This Berlioz Requiem Impresses More by Whispers Than by Thunder

Steven Winn on May 8, 2017
San Francisco Symphony and Chorus in Berlioz’s Requiem | Credit: Harout Jack Samra

Sometimes it’s personal.

Attending a performance of the Berlioz Requiem following a beloved friend’s afternoon memorial service was bound to touch multiple nerves. And so it did, on Saturday evening, when the San Francisco Symphony, buttressed by three choirs and tenor soloist Paul Groves, gave the last of three performances of this 1837 work at Davies Symphony Hall. In passages both tempestuous and serene, the 80-minute work encompassed the emotions death delivers when it lands so close.

Paul Groves

But no listener requires recent and proximate experience to feel the searching emotional range and humanly felt spirituality of Berlioz’s composition. Yes, there are mighty and furious lamentations. Played up to full effect under Charles Dutoit’s baton, the Dies Irae and Lacrymosa sections thundered and enveloped the house. The size and deployment of the orchestral forces — including eight timpani, offstage musicians a la Mahler, and a surround-sound brass choir stationed in four locations high above and around the deck — accounted for part of the outsized effect. So did the tripartite choir, with the San Francisco Symphony Chorus flanked on either side by the Young Women’s Choral Projects of San Francisco and the Golden Gate Men’s Chorus. Over 300 musicians in all were on hand for this CinemaScope undertaking, which was originally slated for March of 2016 and postponed for more than a year.

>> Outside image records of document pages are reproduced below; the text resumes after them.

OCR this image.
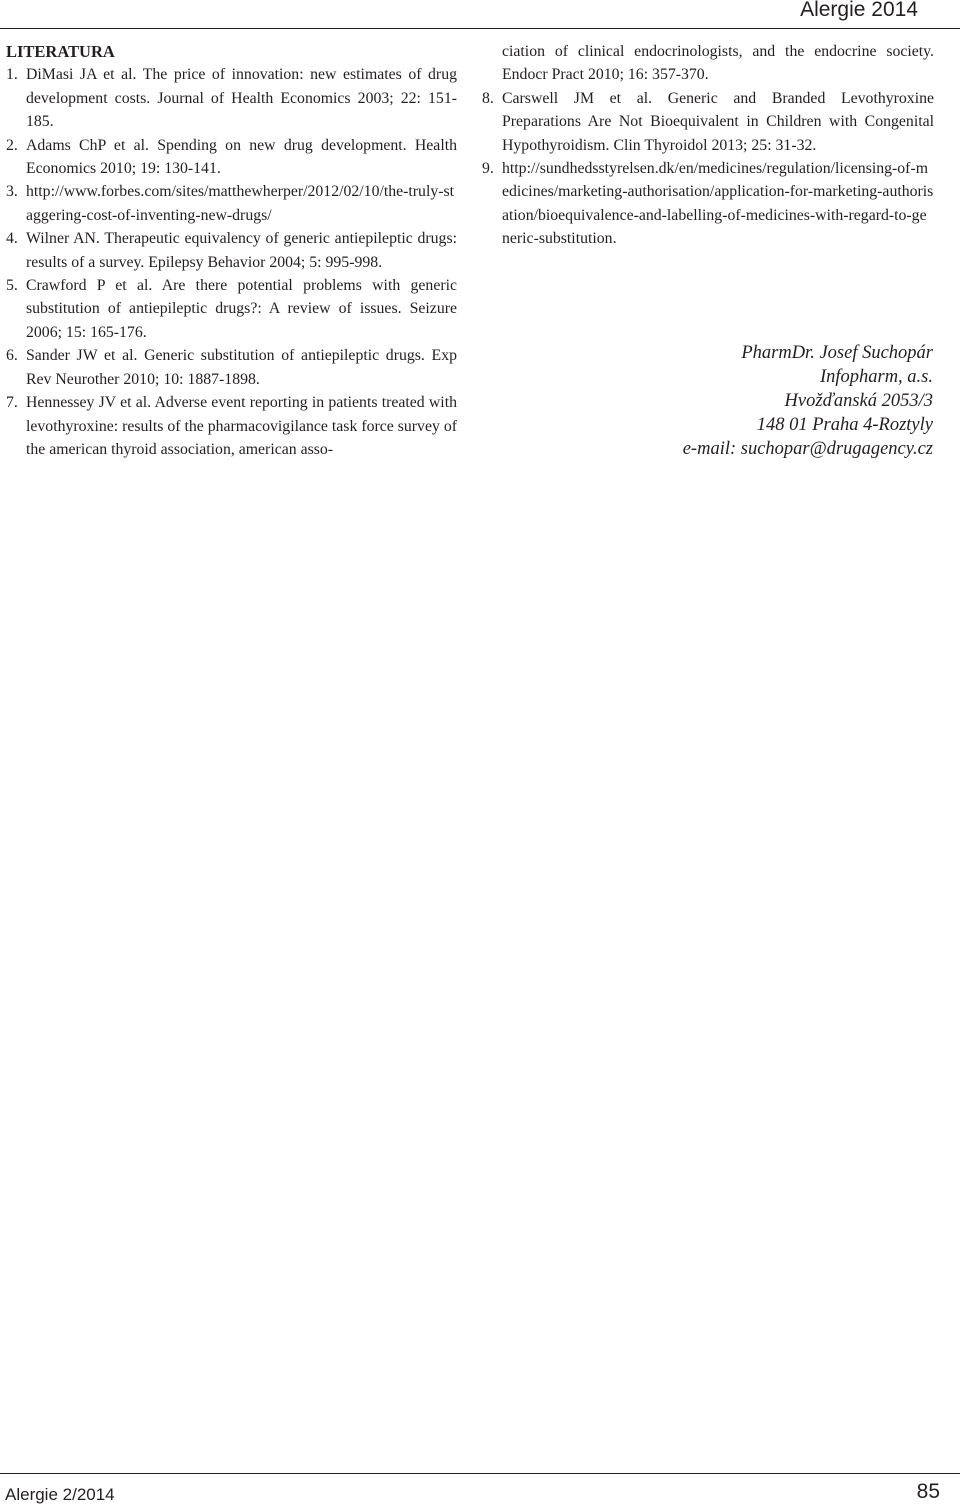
Alergie 2014

LITERATURA

1. DiMasi JA et al. The price of innovation: new estimates of drug development costs. Journal of Health Economics 2003; 22: 151-185.

2. Adams ChP et al. Spending on new drug development. Health Economics 2010; 19: 130-141.

3. http://www.forbes.com/sites/matthewherper/2012/02/10/the-truly-staggering-cost-of-inventing-new-drugs/

4. Wilner AN. Therapeutic equivalency of generic antiepileptic drugs: results of a survey. Epilepsy Behavior 2004; 5: 995-998.

5. Crawford P et al. Are there potential problems with generic substitution of antiepileptic drugs?: A review of issues. Seizure 2006; 15: 165-176.

6. Sander JW et al. Generic substitution of antiepileptic drugs. Exp Rev Neurother 2010; 10: 1887-1898.

7. Hennessey JV et al. Adverse event reporting in patients treated with levothyroxine: results of the pharmacovigilance task force survey of the american thyroid association, american asso-

ciation of clinical endocrinologists, and the endocrine society. Endocr Pract 2010; 16: 357-370.

8. Carswell JM et al. Generic and Branded Levothyroxine Preparations Are Not Bioequivalent in Children with Congenital Hypothyroidism. Clin Thyroidol 2013; 25: 31-32.

9. http://sundhedsstyrelsen.dk/en/medicines/regulation/licensing-of-medicines/marketing-authorisation/application-for-marketing-authorisation/bioequivalence-and-labelling-of-medicines-with-regard-to-generic-substitution.

PharmDr. Josef Suchopár
Infopharm, a.s.
Hvožďanská 2053/3
148 01 Praha 4-Roztyly
e-mail: suchopar@drugagency.cz
Alergie 2/2014	85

Yet by evening’s end, in a notably tender if flawed performance, it wasn’t the great eruptions that registered most deeply. Instead it was passages like the softly shining a cappella chords of “Quaerens me,” which captured the hushed supplication of the text: “Seeking me, you sat down weary; you redeemed me, suffering on the cross; let it not have been in vain.” Nearly murmurous in the Bruckner-like spatial realms of the opening, eponymous Requiem section, the choirs seemed to be speaking to themselves in a kind of meditative prayer. How fitting, and beautifully done here, that the “Kyrie eleison” and “Christe eleison” lines should be sung at a near whisper over pointilist pizzicati.

Even when the composer’s large forces were fully engaged, a disarming, almost innocent simplicity would often steal in to define the mood. The Sanctus, which featured Groves in his single, expressively sterling solo, rose to two, emphatic, choral Hosannas, only to give way to the shimmer of cymbals very lightly struck, in the aural equivalent of late, fading light. The entire Requiem ended in a similarly quiescent vein, with all those eight timpani beating out a gentle heartbeat over keening string tremolos in the final section, Agnus Dei.

Charles Dutoit conducting the S.F. Symphony

Dutoit, who sometimes struggled to effect coherence and unity of purpose, pulled it all together in the Lacrymosa, the high point of the evening. Offset by the strings’ piercing melodic shafts, all three choirs came on with shape and heft. The grief was by turns hard-edged and pliant, the collective force suffused with a bittersweet balm. The bass drum, which figured in several important episodes, provided an ominous undertow. The woodwinds checked in with a quizzical, well-voiced coda. Feelings crested and receded, as if by an otherwordly force.

A naturally theatrical composer (see Harold in Italy and Symphonie fantastique, not to mention the coruscating operatic heroism of Les Troyens), Berlioz creates plenty of vivid and even startling moments here. The lyrical outpouring of two tubas in the Offertorium, along with those gently clashing cymbals, are just two of many examples.

But his Requiem is often seraphic, restrained, and even rather ascetic. In seeking to elicit those elusive, middle-tone values, Dutoit fell victim too often to uncertainty and inexactitude. The Agnus Dei was especially plagued by uneasy orchestral playing, phrases imperfectly aligned. The choirs didn’t always enter and articulate as cleanly as they might. The chromatic and chordal patterns in the “Hostias” served as a somewhat case in point.

But like the shifting, contradictory and unbidden emotions that surface at funerals or memorial services, this Requiem felt authentic even as it struggled to speak clearly. There were smiles — those singing tubas, the bass drum speaking up unexpectedly — and there were certainly plenty of tears and anguish. In its plunges into grief and consoling tendency to dwell on single notes and simple figures, this is music that seems unnervingly self-aware.

A better and more self-assured performance would have tracked the wide and undulating contours of the Requiem more completely. But in its various hesitations and half-finished thoughts, this one reminded its listeners of how hard it is to find the right words for grief and make peace with loss.